Fuzzy matches include confidence scores and matched strings:
type SimilarityMatch struct {
    HashMatch
    Confidence    float64 `json:"confidence"`     // 0.0 to 1.0
    MatchType     string  `json:"match_type"`     // "exact" or "fuzzy"
    MatchedString string  `json:"matched_string"` // Database IR string
    InputString   string  `json:"input_string"`   // Input IR string
}

Example Output

Fuzzy IR matches (≥0.80 similarity):
  • Structural : 142/385 (36.88%)
  • Content IR1: 28/156 (17.95%)
  • Content IR2: 89/201 (44.28%)
  ⇒ Overall    : 259/742 (34.91%)
Each match shows:
  • Number of fuzzy matches above threshold
  • Number of eligible functions (> 30 chars, not exact matched)
  • Percentage of eligible functions matched
Exact matches are excluded from fuzzy matching to avoid double-counting. Only functions that failed exact matching are considered for fuzzy comparison.

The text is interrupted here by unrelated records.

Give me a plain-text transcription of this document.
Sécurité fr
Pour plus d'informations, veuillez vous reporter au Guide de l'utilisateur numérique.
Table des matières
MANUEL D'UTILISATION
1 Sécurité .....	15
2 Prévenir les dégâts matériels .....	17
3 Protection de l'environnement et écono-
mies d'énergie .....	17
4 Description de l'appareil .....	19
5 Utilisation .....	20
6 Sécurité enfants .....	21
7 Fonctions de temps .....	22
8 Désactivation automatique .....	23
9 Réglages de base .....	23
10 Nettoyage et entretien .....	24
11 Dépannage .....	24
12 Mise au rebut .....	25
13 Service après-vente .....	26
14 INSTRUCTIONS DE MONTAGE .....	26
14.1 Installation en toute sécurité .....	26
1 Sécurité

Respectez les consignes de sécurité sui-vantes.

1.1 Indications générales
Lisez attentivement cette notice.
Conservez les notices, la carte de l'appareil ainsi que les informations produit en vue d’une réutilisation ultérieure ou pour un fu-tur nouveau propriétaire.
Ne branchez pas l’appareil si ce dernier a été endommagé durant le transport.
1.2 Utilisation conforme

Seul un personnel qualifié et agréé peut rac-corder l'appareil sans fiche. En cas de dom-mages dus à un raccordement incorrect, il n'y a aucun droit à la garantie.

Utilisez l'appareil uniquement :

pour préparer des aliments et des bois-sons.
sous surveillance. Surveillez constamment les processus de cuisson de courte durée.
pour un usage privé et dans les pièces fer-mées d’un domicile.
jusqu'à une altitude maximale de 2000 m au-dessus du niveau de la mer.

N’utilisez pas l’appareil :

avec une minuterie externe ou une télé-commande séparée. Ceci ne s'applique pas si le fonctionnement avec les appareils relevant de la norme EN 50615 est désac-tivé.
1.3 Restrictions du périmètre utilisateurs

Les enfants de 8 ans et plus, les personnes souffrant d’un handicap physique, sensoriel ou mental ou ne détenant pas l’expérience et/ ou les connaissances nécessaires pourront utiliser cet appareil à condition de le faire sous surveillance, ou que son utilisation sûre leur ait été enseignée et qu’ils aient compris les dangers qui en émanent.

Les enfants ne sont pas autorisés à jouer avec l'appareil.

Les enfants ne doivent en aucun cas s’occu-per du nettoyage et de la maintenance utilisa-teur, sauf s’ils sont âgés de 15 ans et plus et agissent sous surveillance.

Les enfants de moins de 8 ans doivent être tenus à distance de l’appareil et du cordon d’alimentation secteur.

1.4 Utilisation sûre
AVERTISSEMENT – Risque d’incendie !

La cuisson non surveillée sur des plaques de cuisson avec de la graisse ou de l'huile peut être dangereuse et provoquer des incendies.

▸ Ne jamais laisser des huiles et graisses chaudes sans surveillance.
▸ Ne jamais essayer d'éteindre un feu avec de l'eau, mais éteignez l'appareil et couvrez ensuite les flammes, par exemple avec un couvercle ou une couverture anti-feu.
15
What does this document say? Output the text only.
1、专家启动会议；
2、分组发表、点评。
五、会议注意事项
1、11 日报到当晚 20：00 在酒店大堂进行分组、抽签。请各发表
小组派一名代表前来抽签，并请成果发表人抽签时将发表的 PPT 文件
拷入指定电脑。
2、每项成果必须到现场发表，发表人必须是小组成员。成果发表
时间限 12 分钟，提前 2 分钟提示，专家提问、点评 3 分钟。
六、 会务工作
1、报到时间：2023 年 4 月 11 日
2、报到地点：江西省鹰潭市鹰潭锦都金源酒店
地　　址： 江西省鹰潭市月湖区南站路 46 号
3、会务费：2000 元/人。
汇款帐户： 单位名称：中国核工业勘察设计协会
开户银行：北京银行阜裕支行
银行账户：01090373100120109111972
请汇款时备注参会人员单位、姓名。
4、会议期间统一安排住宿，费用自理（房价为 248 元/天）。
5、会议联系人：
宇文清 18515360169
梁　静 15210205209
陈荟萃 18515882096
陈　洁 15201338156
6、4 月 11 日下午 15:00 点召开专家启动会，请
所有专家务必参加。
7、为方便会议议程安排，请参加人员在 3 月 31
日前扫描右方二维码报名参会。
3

Trigram Shingling (Advanced)

For Content IR1 and IR2, Hedis also generates trigram shingles (3-character substrings) during tokenization:
if len(richDataValue) >= 3 {
    for i := 0; i < len(richDataValue)-3; i++ {
        tokens = append(tokens, richDataValue[i:i+3])
    }
}
Example: "document_picker"["doc", "ocu", "cum", "ume", "men", "ent", "nt_", "t_p", "_pi", "pic", "ick", "cke", "ker"] This enables partial string matching when only fragments of identifiers or literals are preserved.